Posting sexy pictures on social media can hurt your job chances
Women who post sexy pictures of themselves on social media may be hurting their job chances, particularly if the hiring manager is a woman. This shouldn’t come as a total surprise, but just a quick look around Facebook shows that some people might need a reminder.
A new study from Oregon State University has found that young women judge other young women in sexy, revealing pictures – as opposed to images in which they are clothed and not posing in a sexy manner – as less physically and socially attractive, and less competent to perform tasks.
Less physically attractive? Yes. Lead study author Elizabeth Daniels, an assistant professor of psychology who studies the effect of media on body image, was surprised by that one too.
Daniels called the findings a “clear indictment of sexy social media photos.”
Daniels created two fake Facebook profiles for a 20-year-old woman named Amanda Johnson, who likes Lady Gaga and the Twilight book series. The profiles were identical except for the profile pictures. One picture featured “Amanda” wearing a low-cut red dress, slit to mid-thigh with a visible garter belt. The other showed her in jeans, a t-shirt and scarf. (You can see the images here. They are actually the prom photo and senior high school portrait of a young woman who allowed them to be used for the study, and I have to say that I think that is a crazy amount of side-boob for a high-school photo. But maybe I’m just old and crotchety.)

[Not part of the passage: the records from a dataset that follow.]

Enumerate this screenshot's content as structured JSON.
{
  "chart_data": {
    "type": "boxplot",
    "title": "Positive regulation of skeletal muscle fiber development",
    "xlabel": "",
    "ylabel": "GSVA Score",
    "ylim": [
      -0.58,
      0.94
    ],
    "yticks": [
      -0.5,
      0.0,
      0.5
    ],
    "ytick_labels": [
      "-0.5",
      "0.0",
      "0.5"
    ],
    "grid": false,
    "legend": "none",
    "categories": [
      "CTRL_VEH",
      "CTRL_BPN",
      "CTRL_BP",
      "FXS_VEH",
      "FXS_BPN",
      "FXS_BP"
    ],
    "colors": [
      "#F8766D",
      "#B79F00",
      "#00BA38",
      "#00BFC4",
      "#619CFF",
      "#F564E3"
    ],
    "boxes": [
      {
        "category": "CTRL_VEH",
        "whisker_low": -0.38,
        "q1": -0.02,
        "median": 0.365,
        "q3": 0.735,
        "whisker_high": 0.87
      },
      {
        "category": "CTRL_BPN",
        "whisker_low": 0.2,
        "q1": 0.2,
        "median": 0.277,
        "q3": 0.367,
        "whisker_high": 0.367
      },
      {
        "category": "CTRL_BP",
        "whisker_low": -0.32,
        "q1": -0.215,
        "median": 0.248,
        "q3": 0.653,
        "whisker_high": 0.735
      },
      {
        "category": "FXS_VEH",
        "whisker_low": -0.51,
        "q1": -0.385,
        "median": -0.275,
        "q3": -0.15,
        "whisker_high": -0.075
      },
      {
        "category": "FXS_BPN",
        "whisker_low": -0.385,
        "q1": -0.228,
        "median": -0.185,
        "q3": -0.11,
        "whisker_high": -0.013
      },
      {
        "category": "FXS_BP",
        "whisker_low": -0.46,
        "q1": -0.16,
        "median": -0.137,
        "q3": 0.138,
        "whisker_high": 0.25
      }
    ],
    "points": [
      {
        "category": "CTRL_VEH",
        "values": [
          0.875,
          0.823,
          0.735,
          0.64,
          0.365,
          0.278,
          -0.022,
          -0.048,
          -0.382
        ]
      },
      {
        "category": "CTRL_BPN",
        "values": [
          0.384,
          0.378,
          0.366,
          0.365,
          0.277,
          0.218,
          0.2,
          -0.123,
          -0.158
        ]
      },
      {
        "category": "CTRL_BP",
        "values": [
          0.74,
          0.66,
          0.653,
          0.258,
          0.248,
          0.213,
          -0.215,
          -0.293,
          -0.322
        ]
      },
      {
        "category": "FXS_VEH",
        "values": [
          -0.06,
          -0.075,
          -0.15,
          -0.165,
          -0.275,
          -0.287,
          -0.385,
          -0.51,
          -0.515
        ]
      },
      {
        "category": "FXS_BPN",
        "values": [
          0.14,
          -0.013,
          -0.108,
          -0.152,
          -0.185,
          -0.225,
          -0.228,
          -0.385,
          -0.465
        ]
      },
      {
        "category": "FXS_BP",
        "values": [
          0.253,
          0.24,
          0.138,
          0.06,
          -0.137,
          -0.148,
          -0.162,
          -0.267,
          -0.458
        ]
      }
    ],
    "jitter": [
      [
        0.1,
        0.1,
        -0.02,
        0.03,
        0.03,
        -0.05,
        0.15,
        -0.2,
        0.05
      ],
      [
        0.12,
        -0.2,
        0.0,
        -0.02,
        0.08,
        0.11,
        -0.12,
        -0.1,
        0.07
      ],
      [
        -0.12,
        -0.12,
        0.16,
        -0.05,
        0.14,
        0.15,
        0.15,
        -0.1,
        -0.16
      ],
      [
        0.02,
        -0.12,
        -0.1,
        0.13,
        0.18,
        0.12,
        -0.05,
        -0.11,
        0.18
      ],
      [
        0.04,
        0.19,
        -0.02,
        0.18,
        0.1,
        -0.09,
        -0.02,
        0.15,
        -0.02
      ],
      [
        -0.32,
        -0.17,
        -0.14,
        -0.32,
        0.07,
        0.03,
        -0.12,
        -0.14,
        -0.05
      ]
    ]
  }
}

One hundred and eighteen participants, girls and women aged 13-25, were then randomly assigned one of the profiles, and asked to assess Amanda’s physical attractiveness (I think she is pretty), social attractiveness (I think she could be a friend of mine), and task competence (I have confidence in her ability to get a job done) on a scale from 1-7, with one being strongly disagree and 7 being strongly agree.

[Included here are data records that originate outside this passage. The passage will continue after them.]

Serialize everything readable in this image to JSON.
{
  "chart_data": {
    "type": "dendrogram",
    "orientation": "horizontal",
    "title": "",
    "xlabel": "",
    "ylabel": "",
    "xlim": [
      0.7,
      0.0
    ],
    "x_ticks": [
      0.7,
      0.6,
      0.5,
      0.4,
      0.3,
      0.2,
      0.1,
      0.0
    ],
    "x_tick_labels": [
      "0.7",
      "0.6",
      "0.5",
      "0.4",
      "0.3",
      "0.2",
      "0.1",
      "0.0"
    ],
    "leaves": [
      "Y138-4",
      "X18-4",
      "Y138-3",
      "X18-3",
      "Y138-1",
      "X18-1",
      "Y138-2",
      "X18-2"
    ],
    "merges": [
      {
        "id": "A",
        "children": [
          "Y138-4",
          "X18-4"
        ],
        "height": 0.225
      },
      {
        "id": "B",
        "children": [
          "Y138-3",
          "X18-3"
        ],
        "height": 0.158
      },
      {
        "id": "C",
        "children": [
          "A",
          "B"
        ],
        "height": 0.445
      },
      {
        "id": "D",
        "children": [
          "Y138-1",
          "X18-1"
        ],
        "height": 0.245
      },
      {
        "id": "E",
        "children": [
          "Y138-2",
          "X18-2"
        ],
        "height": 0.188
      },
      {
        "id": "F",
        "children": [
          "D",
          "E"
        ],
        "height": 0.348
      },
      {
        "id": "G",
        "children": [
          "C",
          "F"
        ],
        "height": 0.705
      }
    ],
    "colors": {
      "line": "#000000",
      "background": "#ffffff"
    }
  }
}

According to the press release, the non-sexy profile scored higher in all three areas, “indicating that those who viewed that photo thought Amanda was prettier, more likely to make a good friend and more likely to complete a task.”
When it came to physical attractiveness, Daniels told The Oregonian, “Because there’s so much pressure in the culture for women to be sexy, I actually expected that maybe she would be considered more attractive because she was sexualized. But that’s not what I found.”
The most significant difference was in the area of task competence, which is most pertinent to our interests here. In other words, that sexy pic can really hurt your credibility, and you should think twice before posting it.
Daniels points out that young women may find themselves torn over this, as they are often under pressure to portray themselves as sexy, but, she says, “sharing those sexy photos online may have more negative consequences than positive.”
The thing young people need to realize is that we have so much to be responsible for these days when it comes to our images. Twenty years ago, you were what you were in person and on paper. Now, everyone lives out loud, online, and all of that representation becomes a part of your identity as others see you. You have to be aware of that. Your privacy settings won’t necessarily protect you. In an era when we don’t personally know many of our online friends and followers, you never know who is looking.
Anticipating the potential argument that this suggestion is sexist, and that men aren’t subject to the same scrutiny: I think they probably are. A man won’t often post a picture of himself wearing a bikini and making duckface. But he might post one of himself with a sideways baseball cap, tongue hanging out and making finger guns, which would probably also make people question his task competence.
The solution is simple: don’t post anything you wouldn’t want a potential employer to see.
Daniels’ research was published today in the journal “Psychology of Popular Media Culture.”